Despite the fact that neither bill is expect to pass the other chamber, the passage of both budgets this year opens the door to reconciliation. Essentially this process entails Murray, Ryan and other budget experts getting together and passing a compromise budget document: no small challenge given the their vast differences, but the key to this is they can pick and choose areas of agreement rather than tackling everything. The product is deemed “privileged” in both chambers, making it filibuster-proof. In years past, big pieces of legislation have been loaded on the back of reconciliation such as the last deficit reduction acts of 1984 and 1993, the Bush tax cuts and parts of Obamacare.

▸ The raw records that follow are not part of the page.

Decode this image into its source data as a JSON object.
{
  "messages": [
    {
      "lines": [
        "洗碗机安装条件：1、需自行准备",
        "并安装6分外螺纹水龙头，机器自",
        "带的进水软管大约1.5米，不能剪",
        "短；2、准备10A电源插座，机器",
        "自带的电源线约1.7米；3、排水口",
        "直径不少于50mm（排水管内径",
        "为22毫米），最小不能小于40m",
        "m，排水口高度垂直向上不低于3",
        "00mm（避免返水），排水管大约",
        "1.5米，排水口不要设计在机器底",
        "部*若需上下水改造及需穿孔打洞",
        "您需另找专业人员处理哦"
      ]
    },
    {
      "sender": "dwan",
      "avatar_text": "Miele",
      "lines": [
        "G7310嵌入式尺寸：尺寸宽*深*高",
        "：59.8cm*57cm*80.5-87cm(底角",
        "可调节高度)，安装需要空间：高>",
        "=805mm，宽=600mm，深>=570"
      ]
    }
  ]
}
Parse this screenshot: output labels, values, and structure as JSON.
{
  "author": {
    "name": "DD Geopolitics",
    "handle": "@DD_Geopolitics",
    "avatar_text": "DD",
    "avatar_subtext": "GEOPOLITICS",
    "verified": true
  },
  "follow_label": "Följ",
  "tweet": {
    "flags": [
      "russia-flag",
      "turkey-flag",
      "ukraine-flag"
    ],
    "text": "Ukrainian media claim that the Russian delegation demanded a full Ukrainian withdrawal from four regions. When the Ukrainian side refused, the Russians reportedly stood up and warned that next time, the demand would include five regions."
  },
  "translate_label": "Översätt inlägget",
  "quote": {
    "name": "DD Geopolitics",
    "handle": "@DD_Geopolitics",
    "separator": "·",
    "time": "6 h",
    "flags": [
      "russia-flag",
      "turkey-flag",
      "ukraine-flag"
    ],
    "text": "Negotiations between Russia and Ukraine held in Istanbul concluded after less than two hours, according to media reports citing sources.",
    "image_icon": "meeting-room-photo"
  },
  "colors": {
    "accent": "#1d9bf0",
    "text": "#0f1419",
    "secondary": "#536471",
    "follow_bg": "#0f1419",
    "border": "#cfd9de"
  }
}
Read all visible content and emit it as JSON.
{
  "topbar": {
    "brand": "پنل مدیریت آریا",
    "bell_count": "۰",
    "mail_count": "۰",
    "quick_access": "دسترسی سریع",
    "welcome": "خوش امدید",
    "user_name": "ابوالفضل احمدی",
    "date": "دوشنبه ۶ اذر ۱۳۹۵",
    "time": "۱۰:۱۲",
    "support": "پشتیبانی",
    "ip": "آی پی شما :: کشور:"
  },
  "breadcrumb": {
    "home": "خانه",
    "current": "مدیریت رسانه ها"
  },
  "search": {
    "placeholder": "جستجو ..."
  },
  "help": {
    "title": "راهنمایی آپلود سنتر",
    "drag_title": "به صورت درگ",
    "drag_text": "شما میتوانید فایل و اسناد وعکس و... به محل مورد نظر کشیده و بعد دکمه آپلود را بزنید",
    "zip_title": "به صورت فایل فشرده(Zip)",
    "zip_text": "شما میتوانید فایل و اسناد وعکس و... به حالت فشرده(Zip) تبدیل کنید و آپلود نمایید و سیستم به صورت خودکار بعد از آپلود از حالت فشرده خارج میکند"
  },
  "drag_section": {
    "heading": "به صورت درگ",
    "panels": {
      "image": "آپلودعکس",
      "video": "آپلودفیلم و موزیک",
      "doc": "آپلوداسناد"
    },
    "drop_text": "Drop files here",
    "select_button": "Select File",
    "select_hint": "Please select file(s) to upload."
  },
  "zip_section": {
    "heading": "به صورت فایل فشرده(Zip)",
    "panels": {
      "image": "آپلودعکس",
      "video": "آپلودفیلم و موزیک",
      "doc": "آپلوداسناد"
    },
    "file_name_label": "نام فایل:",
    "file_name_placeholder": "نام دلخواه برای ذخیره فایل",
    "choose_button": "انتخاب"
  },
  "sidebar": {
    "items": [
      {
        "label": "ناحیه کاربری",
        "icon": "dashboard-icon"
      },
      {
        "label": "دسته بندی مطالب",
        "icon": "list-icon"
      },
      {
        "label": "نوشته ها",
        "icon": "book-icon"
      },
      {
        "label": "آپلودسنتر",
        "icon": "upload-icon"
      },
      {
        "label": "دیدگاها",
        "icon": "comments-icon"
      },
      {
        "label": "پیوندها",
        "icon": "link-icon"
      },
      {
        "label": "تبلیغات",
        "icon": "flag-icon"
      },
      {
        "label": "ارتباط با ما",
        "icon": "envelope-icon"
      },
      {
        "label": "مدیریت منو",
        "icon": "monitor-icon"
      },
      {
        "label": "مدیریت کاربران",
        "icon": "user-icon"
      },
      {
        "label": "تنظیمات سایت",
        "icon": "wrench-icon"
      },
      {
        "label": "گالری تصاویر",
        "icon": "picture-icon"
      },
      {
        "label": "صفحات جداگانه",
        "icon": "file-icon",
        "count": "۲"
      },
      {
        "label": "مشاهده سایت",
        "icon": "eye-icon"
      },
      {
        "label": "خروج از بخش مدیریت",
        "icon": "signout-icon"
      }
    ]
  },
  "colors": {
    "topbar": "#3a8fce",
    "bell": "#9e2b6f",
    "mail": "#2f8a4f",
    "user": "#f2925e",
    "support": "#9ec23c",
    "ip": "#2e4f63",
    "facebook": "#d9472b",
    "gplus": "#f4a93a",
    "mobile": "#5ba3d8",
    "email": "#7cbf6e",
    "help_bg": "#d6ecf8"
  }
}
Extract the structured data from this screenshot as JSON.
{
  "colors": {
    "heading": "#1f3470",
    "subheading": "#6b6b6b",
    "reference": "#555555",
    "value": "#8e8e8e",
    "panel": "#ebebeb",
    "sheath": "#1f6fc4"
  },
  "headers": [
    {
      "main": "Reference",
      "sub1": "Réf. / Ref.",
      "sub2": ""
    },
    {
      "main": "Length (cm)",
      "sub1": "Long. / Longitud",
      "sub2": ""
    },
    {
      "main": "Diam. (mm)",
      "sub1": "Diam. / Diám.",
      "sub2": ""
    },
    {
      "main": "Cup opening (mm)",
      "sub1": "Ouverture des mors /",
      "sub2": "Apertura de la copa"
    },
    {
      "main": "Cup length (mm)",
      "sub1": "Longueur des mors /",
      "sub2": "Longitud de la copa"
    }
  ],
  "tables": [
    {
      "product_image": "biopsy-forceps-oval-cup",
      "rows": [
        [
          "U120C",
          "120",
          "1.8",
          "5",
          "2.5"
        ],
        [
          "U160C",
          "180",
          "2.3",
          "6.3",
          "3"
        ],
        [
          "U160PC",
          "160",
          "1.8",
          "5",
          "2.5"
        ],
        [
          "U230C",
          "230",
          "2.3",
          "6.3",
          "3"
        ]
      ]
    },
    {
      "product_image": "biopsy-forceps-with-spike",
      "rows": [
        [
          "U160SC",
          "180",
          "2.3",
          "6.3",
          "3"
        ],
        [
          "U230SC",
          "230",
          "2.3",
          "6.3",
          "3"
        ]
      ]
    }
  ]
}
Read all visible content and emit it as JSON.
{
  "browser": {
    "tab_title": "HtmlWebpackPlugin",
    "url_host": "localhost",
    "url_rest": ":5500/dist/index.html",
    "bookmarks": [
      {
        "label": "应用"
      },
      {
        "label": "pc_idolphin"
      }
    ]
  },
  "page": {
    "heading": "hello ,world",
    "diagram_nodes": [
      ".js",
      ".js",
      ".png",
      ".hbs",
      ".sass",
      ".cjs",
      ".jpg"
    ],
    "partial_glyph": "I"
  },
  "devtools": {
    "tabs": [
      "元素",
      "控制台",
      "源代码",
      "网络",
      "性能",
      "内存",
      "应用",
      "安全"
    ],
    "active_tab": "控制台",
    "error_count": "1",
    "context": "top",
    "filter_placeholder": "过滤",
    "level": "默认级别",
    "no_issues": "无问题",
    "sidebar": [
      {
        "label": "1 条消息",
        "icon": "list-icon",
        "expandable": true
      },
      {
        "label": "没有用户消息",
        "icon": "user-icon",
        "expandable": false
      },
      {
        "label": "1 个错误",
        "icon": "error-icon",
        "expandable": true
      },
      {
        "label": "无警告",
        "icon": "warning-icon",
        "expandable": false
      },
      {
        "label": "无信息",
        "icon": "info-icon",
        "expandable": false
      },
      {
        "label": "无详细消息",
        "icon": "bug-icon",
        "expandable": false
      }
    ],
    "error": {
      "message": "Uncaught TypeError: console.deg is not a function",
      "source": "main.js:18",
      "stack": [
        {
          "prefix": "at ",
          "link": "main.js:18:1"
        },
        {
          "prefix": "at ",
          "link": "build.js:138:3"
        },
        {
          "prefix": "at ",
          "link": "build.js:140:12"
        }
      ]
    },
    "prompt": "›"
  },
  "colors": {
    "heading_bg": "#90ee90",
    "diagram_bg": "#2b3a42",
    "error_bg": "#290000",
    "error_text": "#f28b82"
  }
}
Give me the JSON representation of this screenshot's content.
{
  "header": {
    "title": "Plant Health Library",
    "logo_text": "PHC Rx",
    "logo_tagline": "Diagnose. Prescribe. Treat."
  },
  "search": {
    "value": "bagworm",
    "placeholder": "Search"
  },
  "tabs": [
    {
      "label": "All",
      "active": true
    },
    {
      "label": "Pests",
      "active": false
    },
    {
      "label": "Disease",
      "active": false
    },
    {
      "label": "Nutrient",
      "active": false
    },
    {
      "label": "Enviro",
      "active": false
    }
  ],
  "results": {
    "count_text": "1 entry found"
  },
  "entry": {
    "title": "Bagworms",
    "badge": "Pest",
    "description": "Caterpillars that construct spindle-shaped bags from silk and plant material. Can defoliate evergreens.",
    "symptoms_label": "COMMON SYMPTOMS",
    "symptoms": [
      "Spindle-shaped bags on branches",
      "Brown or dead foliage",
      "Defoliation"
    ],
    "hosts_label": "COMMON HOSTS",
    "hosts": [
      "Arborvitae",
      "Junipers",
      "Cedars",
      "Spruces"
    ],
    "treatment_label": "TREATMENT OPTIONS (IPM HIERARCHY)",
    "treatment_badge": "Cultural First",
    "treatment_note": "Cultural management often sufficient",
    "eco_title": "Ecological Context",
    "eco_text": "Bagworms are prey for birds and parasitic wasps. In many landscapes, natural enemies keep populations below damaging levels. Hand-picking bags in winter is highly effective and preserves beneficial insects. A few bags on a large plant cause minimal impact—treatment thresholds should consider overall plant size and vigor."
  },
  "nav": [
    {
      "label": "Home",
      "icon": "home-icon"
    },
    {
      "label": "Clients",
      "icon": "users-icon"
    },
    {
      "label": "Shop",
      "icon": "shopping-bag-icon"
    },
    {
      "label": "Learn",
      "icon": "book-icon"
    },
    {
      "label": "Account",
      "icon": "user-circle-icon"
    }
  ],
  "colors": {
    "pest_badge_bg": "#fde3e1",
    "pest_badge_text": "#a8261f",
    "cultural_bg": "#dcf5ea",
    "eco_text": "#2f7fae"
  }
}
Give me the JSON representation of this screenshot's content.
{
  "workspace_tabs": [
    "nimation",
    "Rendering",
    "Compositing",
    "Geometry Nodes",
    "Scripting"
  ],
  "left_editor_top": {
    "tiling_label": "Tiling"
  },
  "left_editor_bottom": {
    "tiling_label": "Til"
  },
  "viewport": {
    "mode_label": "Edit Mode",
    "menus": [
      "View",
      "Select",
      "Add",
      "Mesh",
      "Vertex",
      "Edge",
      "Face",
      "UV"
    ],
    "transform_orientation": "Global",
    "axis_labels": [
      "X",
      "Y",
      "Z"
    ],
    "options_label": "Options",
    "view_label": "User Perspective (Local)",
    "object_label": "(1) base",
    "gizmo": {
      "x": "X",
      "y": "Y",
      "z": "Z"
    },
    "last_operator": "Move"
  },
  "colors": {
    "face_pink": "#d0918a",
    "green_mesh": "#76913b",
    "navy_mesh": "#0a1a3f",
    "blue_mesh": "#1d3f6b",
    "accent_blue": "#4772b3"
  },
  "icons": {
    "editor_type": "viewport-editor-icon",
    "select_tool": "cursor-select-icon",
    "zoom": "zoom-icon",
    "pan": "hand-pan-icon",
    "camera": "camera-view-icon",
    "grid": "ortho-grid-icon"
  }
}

This time around, Obama has again been calling for a grand bargain, courting Republican and Democratic members alike in three separate trips to the Hill this week. “I still believe that compromise is possible,” Obama said on Saturday in his weekly radio address. “I still believe we can come together to do big things. And I know there are leaders on the other side who share that belief.” There is a window for such a deal this summer when the debt ceiling comes up along with legislation for funding the federal government for the next fiscal year, which starts on Sept. 1. For the past two rounds — the sequester and the continuing resolution to fund the government from March 27 to Sept. 1 — House Republicans have held their fire so as to approach the summer fight on strong footing. For hints of what that deal might resemble, don’t look at Ryan’s or Murray’s budgets but the President’s long-overdue budget expected out later this month. That will most likely form the basis of whatever bargain there is to be had.
After too many failed attempts and false starts, so much distrust and backstabbing, is a grand bargain still possible? With the roadblock of Obama’s re-election out of the way and the next election more than 18 months away, this is the last best window for many years to come.